Corrí por Via Margutta, por decenas de callejuelas que casi siempre confluían en la Plaza de España, donde me pareció ver a Audrey Hepburn y a Gregory Peck cuando estaban de vacaciones en Roma, en aquella película que enamoró como solo lo consiguen los cuentos bien contados.
Anduve, y la encontré, en busca de la Bocca della verità, esa máscara de mármol de la iglesia de Santa María de Santa María in Cosmedin. La leyenda afirmaba que si metías la mano en la boca y mentías… Ah, y la Fontana de Trevi, sin la cual el universo de Fellini sería incomprensible. Marcello Mastroianni y la exquisita rubia Anita Ekberg, en el baño más erótico que imaginarse podía en 1960, cuando el recato era de rigor.
Pero los recuerdos no se encuentran en la esquina de una calle, por mucho que sea Via Veneto y por muchos que hayas alquilado una moto Vespa modelo del 60 para resucitar lo que fue y que nunca, nunca más, jamás de los jamases, volverá a ser.
Si vivir es bueno, lo mejor es soñar, decía el poeta español Antonio Machado. Y soñar es lo propio del cine.
Ahora estoy muy lejos de Roma y de los perros de Berlusconi, en una península sin Sancho en la que cuento y cuento y nunca dejo de contar. Estamos cerca de Málaga, donde el año que viene, en 2018, tendremos la visita de un Federico Fellini diferente, el que consignaba con dibujos sus notas de lo que veía o sentía.
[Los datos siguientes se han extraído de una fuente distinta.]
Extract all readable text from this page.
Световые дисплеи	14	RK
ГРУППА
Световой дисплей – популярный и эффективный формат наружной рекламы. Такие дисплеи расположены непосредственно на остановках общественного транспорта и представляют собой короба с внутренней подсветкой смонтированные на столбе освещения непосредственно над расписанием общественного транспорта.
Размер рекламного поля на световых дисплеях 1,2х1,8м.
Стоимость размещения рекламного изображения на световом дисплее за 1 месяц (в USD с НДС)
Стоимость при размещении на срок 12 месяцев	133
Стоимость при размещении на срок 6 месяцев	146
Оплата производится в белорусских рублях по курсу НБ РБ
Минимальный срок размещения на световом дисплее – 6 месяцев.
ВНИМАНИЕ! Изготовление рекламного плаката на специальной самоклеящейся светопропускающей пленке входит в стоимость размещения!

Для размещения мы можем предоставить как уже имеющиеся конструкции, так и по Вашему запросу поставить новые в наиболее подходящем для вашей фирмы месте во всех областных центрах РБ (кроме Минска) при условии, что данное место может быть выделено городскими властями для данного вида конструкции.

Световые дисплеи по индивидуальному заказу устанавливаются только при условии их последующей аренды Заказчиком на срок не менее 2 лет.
Los promotores de esta exposición, que se titulará Y Fellini soñó con Picasso, porque al parecer el cineasta tenía particular admiración por el pintor malagueño, aseguran que sus carnets de apuntes y dibujos los fue amontonando a petición de un pisquiatra con el que tuvo sus más y sus menos de 1962 a 1990. En esas imágenes aparece Picasso tres veces.
Dicho esto, si yo soñara con Picasso iría efectivamente al mejor psiquiatra de la región porque hay pesadillas que una persona no puede tolerar.
Ese mundo oculto de Fellini será el que se descubra si para el año que viene el Presidente de todos los Estados Unidos, Donald Trump, no decreta que esta parte del mundo se engloba en la geografía de la mierda que él ha creado con esos deditos tuiteros y esa boquita fina de beber Coca Cola.
Aunque esos dibujos y anotaciones fellinescas sean interesantes para la comprensión del personaje, Fillini siempre será el cineasta que desde lo alto de la plataforma de su cámara gritaba y gesticulaba para que, allí abajo, en las aguas de la Fontana de Trevi, Marcello y Anita mimaran el amor entre una nórdica sulfurosa y un latino salido de madre.